Words matter. These are the best Tobias Lutke Quotes, and they’re great for sharing with your friends.
People say Facebook connects the world. Facebook has 5,000 Ph.D.s that think about how to make you click on ads you don’t want to see. Their business model is about something that most people would not perceive as making the world better.
It’s not a principle unless it costs you something.
I got my first computer when I was 6, and I was part of that early generation of children who grew up with computers always being around. I fell in love with them early on.
We have a lot of really great companies in Canada, and I think there’s always been this fear that ‘great’ in Canada doesn’t mean great on a world stage. We need more self-confidence. We are building incredibly good businesses with incredibly good people, being loyal, dedicating themselves to solving important problems.
Why do Canadians sell themselves short? I’ve never been able to answer that question.
Computers are the most powerful tools that humanity has ever created. Yet, we treat them largely as a black box; as if it were an alien artifact that magically appeared on desks, in homes, and in our pockets.
Being part of something that’s growing fast is better than being part of something that isn’t growing fast because opportunities are essentially everywhere, and you’re not competing for something.

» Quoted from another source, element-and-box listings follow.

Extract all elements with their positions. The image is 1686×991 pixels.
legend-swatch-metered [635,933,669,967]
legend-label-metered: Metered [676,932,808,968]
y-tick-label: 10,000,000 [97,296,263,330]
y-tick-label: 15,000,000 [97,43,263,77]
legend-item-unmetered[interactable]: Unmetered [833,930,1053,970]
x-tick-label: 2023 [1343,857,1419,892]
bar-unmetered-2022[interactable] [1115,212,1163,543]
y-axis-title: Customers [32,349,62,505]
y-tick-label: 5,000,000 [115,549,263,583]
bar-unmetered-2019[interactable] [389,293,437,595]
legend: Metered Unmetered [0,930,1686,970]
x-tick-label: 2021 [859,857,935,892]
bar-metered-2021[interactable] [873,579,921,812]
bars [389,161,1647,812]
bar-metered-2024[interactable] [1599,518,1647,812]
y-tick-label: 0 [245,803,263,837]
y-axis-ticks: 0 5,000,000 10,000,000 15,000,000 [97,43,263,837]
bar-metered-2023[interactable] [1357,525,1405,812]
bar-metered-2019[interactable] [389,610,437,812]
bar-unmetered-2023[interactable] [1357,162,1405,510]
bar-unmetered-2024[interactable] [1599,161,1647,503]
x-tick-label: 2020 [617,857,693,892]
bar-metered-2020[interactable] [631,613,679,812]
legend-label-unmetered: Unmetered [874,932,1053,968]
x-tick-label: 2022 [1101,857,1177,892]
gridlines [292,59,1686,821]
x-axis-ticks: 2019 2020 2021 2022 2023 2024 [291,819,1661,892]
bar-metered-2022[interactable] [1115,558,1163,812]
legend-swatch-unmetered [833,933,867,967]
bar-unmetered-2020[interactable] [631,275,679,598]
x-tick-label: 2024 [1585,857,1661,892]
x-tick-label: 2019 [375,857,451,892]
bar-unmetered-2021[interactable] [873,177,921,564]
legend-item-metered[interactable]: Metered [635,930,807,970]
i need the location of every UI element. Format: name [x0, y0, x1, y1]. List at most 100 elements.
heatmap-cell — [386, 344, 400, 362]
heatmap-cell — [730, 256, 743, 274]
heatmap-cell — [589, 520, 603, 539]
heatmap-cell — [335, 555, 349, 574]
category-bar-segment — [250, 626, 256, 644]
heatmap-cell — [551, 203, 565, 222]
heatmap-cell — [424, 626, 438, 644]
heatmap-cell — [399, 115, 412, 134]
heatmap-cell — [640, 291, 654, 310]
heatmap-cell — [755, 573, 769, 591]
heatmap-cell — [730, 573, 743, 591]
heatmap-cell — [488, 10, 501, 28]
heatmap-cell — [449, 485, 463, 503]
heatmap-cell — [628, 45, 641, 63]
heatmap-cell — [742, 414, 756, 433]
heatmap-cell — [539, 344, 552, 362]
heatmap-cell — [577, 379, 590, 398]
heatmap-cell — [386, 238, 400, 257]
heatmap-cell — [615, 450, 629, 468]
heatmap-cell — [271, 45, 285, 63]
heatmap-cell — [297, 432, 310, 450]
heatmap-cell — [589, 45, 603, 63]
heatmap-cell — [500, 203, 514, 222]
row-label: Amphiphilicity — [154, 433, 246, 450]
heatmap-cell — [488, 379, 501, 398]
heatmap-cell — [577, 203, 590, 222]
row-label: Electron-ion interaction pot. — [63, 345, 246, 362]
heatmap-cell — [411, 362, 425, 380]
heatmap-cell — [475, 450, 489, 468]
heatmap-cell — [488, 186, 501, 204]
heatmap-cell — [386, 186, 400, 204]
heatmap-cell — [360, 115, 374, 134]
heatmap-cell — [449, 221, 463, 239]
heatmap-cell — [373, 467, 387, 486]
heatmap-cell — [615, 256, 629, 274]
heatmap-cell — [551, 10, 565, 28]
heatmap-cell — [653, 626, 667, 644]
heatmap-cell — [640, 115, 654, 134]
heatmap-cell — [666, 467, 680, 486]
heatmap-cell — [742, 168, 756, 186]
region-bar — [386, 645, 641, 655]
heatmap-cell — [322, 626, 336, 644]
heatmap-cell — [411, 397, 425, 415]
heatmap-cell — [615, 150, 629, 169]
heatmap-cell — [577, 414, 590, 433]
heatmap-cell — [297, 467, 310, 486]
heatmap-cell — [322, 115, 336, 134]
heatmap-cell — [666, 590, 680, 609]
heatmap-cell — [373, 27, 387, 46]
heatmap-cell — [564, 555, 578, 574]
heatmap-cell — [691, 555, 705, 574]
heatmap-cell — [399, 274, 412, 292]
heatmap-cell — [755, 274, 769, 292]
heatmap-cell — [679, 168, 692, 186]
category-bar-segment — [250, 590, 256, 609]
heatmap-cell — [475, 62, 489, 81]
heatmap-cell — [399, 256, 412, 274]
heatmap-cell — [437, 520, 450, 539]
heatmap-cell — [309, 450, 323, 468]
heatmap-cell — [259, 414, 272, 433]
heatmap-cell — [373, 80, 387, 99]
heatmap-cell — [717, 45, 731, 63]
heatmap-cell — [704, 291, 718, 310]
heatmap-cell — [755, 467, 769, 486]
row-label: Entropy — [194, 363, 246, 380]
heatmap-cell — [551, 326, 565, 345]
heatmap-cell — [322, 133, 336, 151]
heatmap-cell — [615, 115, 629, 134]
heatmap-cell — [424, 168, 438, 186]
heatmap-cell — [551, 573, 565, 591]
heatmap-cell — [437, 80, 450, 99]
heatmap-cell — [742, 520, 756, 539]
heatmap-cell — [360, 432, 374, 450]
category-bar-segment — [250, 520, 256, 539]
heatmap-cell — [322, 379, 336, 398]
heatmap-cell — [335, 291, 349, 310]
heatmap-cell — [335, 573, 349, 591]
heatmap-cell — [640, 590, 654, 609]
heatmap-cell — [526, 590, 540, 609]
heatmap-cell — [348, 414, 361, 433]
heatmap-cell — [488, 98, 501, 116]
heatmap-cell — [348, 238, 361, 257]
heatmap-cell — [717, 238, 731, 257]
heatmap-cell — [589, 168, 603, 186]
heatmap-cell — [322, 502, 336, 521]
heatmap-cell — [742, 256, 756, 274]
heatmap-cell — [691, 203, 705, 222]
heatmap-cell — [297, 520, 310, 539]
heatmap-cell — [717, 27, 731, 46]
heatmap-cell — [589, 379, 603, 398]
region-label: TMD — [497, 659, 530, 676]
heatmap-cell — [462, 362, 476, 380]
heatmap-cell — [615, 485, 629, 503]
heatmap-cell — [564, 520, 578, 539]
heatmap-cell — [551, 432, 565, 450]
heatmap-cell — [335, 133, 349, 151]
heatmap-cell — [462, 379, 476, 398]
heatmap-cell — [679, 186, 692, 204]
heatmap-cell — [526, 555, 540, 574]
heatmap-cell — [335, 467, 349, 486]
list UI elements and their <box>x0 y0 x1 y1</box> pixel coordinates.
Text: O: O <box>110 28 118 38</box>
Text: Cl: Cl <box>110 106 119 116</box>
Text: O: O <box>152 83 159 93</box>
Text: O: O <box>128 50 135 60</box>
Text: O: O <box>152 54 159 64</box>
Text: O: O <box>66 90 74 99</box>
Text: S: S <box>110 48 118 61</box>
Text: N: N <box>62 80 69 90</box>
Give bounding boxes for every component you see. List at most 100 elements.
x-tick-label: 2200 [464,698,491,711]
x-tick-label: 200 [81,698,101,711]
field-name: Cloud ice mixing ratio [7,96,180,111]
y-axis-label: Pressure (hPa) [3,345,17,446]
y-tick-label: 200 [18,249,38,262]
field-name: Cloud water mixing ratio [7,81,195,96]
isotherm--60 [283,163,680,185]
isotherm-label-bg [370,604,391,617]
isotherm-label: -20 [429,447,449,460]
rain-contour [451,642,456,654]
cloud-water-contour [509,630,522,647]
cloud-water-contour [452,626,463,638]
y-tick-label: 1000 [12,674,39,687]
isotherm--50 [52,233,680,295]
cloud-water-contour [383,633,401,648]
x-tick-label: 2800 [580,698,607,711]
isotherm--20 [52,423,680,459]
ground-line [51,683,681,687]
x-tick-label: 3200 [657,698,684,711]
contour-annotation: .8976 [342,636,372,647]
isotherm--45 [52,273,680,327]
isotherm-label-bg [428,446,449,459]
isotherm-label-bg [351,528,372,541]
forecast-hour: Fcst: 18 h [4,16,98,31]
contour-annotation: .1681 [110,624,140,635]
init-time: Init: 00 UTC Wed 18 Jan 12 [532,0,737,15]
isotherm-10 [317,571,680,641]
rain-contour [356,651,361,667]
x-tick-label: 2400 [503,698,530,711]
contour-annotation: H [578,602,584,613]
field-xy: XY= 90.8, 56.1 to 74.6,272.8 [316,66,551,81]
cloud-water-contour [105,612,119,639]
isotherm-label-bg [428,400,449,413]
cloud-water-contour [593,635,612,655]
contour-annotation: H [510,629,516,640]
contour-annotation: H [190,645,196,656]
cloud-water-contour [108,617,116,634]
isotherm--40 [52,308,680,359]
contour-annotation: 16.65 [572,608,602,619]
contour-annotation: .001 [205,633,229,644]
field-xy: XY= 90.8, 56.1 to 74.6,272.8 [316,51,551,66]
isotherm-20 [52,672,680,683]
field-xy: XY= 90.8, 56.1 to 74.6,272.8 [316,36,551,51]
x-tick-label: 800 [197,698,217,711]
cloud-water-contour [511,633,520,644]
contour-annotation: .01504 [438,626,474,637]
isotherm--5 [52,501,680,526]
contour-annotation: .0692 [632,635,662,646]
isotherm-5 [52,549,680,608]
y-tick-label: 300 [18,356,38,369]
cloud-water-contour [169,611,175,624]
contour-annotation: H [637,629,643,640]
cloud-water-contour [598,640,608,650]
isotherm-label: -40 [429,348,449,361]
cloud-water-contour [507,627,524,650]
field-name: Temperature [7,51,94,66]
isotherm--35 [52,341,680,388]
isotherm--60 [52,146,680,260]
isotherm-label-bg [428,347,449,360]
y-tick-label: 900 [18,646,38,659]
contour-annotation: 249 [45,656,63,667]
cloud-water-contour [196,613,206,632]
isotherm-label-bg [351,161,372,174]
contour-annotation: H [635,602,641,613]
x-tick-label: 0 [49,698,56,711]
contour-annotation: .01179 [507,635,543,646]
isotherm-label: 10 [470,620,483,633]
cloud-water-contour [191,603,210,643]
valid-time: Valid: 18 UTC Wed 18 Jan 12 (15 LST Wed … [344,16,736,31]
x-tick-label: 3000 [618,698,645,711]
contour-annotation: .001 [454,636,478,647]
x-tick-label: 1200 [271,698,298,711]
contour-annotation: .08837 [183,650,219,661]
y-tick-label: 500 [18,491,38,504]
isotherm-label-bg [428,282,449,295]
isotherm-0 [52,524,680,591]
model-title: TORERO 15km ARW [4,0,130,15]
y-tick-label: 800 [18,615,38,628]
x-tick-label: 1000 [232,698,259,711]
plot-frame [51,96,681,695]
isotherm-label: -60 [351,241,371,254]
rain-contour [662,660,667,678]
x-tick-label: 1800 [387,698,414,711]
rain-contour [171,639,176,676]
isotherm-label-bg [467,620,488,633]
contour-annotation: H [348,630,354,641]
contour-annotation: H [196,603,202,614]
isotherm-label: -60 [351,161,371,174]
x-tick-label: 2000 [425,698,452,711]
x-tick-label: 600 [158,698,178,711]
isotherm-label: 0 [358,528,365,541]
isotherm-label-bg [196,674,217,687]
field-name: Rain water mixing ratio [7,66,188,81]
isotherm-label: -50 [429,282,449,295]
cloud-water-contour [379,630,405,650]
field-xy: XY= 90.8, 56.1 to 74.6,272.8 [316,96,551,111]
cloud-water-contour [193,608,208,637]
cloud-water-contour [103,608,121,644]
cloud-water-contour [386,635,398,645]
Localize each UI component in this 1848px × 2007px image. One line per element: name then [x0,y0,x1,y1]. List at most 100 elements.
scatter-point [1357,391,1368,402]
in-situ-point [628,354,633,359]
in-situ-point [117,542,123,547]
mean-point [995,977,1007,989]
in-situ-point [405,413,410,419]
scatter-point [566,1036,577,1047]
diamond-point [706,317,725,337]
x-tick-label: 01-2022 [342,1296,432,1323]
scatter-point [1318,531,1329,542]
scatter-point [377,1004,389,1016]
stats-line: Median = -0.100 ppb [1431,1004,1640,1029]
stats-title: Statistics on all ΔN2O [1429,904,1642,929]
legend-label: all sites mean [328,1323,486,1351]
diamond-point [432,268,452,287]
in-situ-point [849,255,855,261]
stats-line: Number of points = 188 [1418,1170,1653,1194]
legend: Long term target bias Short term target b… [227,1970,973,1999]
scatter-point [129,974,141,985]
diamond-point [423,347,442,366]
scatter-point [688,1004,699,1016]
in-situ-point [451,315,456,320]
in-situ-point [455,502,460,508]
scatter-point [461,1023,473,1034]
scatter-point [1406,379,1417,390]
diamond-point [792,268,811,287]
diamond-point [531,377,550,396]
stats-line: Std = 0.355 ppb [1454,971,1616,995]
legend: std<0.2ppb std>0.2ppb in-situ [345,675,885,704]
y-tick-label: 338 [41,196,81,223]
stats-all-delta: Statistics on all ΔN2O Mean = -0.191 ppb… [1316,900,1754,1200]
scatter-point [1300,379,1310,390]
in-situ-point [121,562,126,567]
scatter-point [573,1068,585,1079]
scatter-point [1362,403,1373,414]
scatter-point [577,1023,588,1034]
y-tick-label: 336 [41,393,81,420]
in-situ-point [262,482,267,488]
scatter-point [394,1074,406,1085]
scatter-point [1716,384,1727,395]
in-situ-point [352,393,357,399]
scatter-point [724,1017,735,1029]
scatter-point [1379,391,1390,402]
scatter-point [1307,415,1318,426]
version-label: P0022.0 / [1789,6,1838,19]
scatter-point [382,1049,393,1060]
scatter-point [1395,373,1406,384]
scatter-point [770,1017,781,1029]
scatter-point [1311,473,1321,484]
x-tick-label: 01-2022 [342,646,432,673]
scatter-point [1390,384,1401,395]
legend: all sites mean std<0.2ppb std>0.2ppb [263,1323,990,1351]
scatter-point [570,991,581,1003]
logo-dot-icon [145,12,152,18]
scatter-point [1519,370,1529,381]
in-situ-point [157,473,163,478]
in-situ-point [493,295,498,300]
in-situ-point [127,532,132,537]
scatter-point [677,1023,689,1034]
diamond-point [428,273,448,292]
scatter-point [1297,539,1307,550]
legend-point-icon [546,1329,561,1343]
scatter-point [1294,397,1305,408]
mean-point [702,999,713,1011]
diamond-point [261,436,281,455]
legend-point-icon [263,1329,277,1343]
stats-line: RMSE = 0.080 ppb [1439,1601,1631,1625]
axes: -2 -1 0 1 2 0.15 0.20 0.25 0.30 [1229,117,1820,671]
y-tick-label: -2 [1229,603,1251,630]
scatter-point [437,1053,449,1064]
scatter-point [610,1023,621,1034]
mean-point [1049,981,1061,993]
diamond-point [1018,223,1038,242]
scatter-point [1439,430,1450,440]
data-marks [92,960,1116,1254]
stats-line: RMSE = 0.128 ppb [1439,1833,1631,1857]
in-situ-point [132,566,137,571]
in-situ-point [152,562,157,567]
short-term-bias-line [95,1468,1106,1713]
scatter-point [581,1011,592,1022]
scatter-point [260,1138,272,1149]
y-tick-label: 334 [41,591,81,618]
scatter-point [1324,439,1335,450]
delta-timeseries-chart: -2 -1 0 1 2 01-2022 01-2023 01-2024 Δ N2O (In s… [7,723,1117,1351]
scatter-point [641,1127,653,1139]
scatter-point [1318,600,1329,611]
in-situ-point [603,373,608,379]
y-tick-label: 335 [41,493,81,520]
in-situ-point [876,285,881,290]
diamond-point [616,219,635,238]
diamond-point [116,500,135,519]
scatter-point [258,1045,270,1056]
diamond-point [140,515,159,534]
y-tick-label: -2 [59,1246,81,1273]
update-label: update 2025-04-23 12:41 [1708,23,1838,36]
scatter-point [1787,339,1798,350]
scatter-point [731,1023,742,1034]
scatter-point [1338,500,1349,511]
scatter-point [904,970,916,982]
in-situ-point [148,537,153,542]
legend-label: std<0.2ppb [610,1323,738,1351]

I think I probably had to start a company, because I don’t think I can work for other people.
Everyone loves feeling comfortable. But it’s actually completely useless.
At Shopify, we are trying to make things as simple as possible, but for the business owner, it’s not unlike starting your own little shop along Main Street somewhere.
I’m ridiculously lucky.
Shopify has been a perpetually underestimated company at every point of its history.
Given the success rate, if you want to get wealthy, entrepreneurship is a horrible way of doing it. There are significantly easier ways of doing it.
Products are a form of speech, and free speech must be fiercely protected, even if we disagree with some of the voices.
Growing up, I spent my time doing useless stuff looking at computers.
Change has to be fundamental to a company’s culture, or there is no way it can survive.
Our mantra has been, ‘We will not buy a company unless we think the people that make up the company have a better job the day after the acquisition than before.’
I am a worrier. I tend to do something about what I worry about.
Being a start-up has nothing to do with the numbers. It’s that everyone who works there has the chance to do everything and have an impact.
Sometimes, when you’re building a company, out of necessity there’s just a gazillion things you have to learn and figure out.
Different people need different kinds of communication for it to have the same effect. That was something I had to learn.
Shopify was built as a company that could be run remotely anywhere.
All of us in Canada have to be better at making a dollar count, because we have fewer dollars.
When the market turns down, a lot of people lose jobs… and that’s the time people become entrepreneurs. Downturns end up being the best times to start companies.
It took about 10 years’ time for Shopify to be an overnight success.